Bei einem Inter-partes-Verfahren wie dem Einspruchsverfahren des Europäischen Patentamts (EPA) ist der Anspruch auf rechtliches Gehör untrennbar mit dem Grundsatz der Gleichbehandlung verbunden, d.h. keine der sich gegenüberstehenden Parteien darf bevorzugt werden, um „Waffengleichheit“ herzustellen.

In der Praxis kommt es vor, dass mit der Ladung zur mündlichen Verhandlung im Einspruchs- oder Einspruchsbeschwerdeverfahren vor dem EPA die über das Schicksal des Streitpatents entscheidenden Hinweise gegeben werden, worauf es in den Augen des EPA bei der Entscheidungsfindung ankommt. Häufig wird daraufhin von den Beteiligten im Vorfeld der Verhandlung noch mit neuen Versuchsergebnissen nachgebessert, um die eigene Argumentation zu stärken. Dabei ist ein kritischer Faktor, dass die gegnerische Partei noch ausreichend Zeit hat, um auf diese gegebenenfalls völlig neuen Fakten und Ergebnisse zu reagieren, damit der oben genannte Gleichbehandlungsgrundsatz gewahrt wird. Andernfalls können die neuen Versuchsergebnisse, und seien sie auf den ersten oder zweiten Blick noch so überzeugend, nicht mehr berücksichtigt werden. Dies bekam in der jüngeren Entscheidung  T 1936/07 der Technischen Beschwerdekammer 3.3.06 vom 13. Okt 2009 die Patentinhaberin zu spüren.

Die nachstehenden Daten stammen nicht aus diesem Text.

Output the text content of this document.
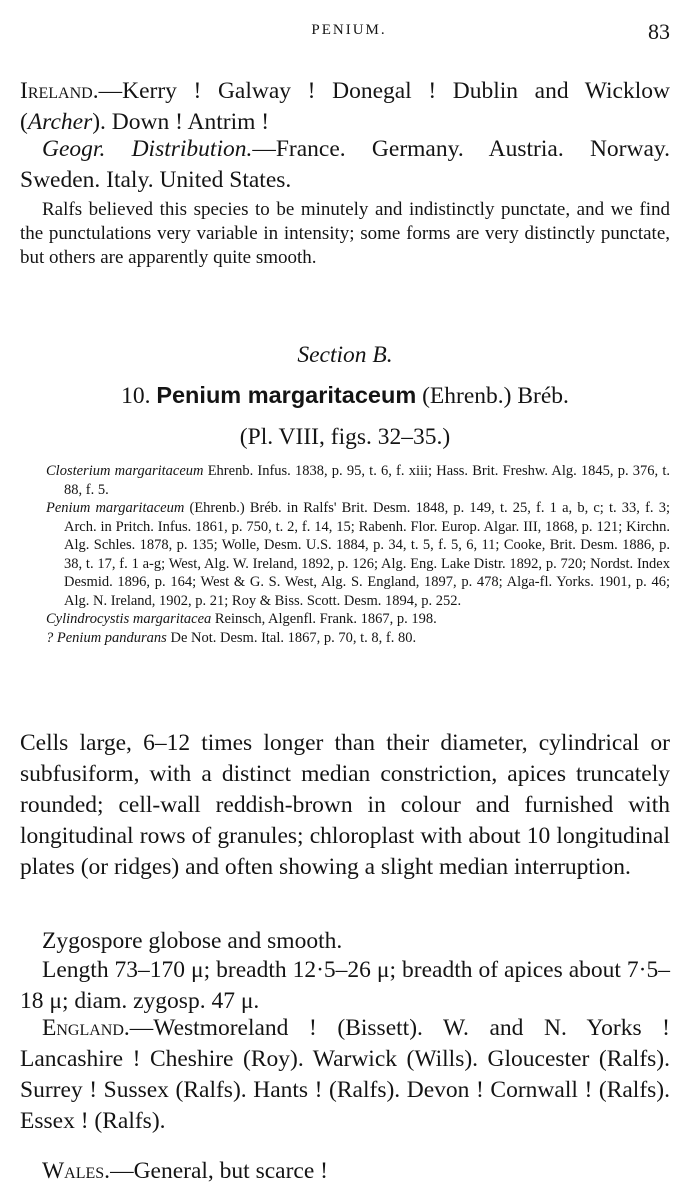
PENIUM.	83
Ireland.—Kerry ! Galway ! Donegal ! Dublin and Wicklow (Archer). Down ! Antrim !
Geogr. Distribution.—France. Germany. Austria. Norway. Sweden. Italy. United States.
Ralfs believed this species to be minutely and indistinctly punctate, and we find the punctulations very variable in intensity; some forms are very distinctly punctate, but others are apparently quite smooth.
Section B.
10. Penium margaritaceum (Ehrenb.) Bréb.
(Pl. VIII, figs. 32–35.)

Closterium margaritaceum Ehrenb. Infus. 1838, p. 95, t. 6, f. xiii; Hass. Brit. Freshw. Alg. 1845, p. 376, t. 88, f. 5.

Penium margaritaceum (Ehrenb.) Bréb. in Ralfs' Brit. Desm. 1848, p. 149, t. 25, f. 1 a, b, c; t. 33, f. 3; Arch. in Pritch. Infus. 1861, p. 750, t. 2, f. 14, 15; Rabenh. Flor. Europ. Algar. III, 1868, p. 121; Kirchn. Alg. Schles. 1878, p. 135; Wolle, Desm. U.S. 1884, p. 34, t. 5, f. 5, 6, 11; Cooke, Brit. Desm. 1886, p. 38, t. 17, f. 1 a-g; West, Alg. W. Ireland, 1892, p. 126; Alg. Eng. Lake Distr. 1892, p. 720; Nordst. Index Desmid. 1896, p. 164; West & G. S. West, Alg. S. England, 1897, p. 478; Alga-fl. Yorks. 1901, p. 46; Alg. N. Ireland, 1902, p. 21; Roy & Biss. Scott. Desm. 1894, p. 252.

Cylindrocystis margaritacea Reinsch, Algenfl. Frank. 1867, p. 198.

? Penium pandurans De Not. Desm. Ital. 1867, p. 70, t. 8, f. 80.

Cells large, 6–12 times longer than their diameter, cylindrical or subfusiform, with a distinct median constriction, apices truncately rounded; cell-wall reddish-brown in colour and furnished with longitudinal rows of granules; chloroplast with about 10 longitudinal plates (or ridges) and often showing a slight median interruption.
Zygospore globose and smooth.
Length 73–170 μ; breadth 12·5–26 μ; breadth of apices about 7·5–18 μ; diam. zygosp. 47 μ.
England.—Westmoreland ! (Bissett). W. and N. Yorks ! Lancashire ! Cheshire (Roy). Warwick (Wills). Gloucester (Ralfs). Surrey ! Sussex (Ralfs). Hants ! (Ralfs). Devon ! Cornwall ! (Ralfs). Essex ! (Ralfs).
Wales.—General, but scarce !
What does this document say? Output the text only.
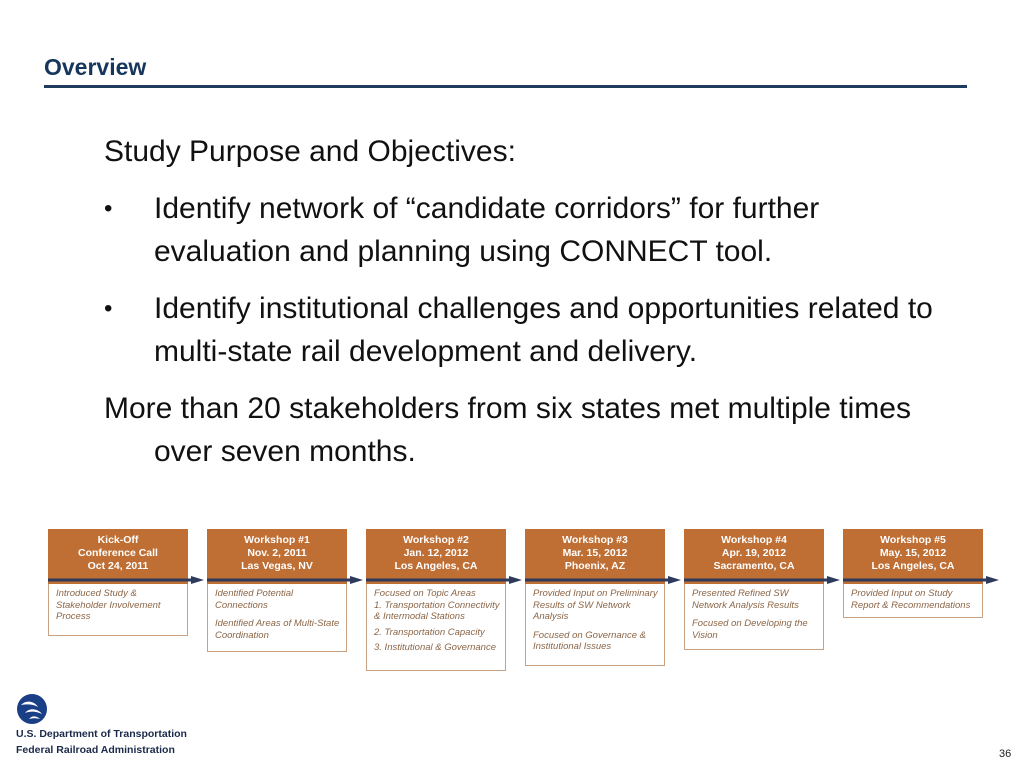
Overview

Study Purpose and Objectives:

•	Identify network of “candidate corridors” for further evaluation and planning using CONNECT tool.
•	Identify institutional challenges and opportunities related to multi-state rail development and delivery.

More than 20 stakeholders from six states met multiple times over seven months.

Kick-Off
Conference Call
Oct 24, 2011
Introduced Study & Stakeholder Involvement Process
Workshop #1
Nov. 2, 2011
Las Vegas, NV
Identified Potential Connections
Identified Areas of Multi-State Coordination
Workshop #2
Jan. 12, 2012
Los Angeles, CA
Focused on Topic Areas
1. Transportation Connectivity & Intermodal Stations
2. Transportation Capacity
3. Institutional & Governance
Workshop #3
Mar. 15, 2012
Phoenix, AZ
Provided Input on Preliminary Results of SW Network Analysis
Focused on Governance & Institutional Issues
Workshop #4
Apr. 19, 2012
Sacramento, CA
Presented Refined SW Network Analysis Results
Focused on Developing the Vision
Workshop #5
May. 15, 2012
Los Angeles, CA
Provided Input on Study Report & Recommendations
U.S. Department of Transportation
Federal Railroad Administration	36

Gegenstand des Streitpatents war eine Reinigungsmittelzusammensetzung, die ein Tensid- und ein Buildersystem in einem bestimmten Verhältnis umfasst, wobei der pH-Wert einer 1%-igen Lösung der Zusammensetzung 8-9,8 beträgt. Diese erfindungsgemäße Zusammensetzung unterschied sich von einer aus dem Stand der Technik bekannten Zusammensetzung im niedrigeren pH-Wert. Dass dieser niedrigere pH-Wert ausschlaggebend für eine bessere Reinigungswirkung von bestimmten Flecken war, wollte die Patentinhaberin zur Stützung der erfinderischen Tätigkeit mit entsprechenden Vergleichsversuchen belegen, die sie 3 Monate nach der Ladung zur mündlichen Verhandlung und 25 Tage vor der mündlichen Verhandlung im Einspruchsbeschwerdeverfahren per Fax einreichte.

Nach Auffassung der Kammer zu spät, um noch berücksichtigt zu werden, da die gegnerische Partei, d.h. die Einsprechende keine Chance mehr hatte darauf angemessen zu reagieren, beispielsweise mit eigenen Versuchen. Im Ergebnis scheiterte das Patent an fehlender erfinderischer Tätigkeit.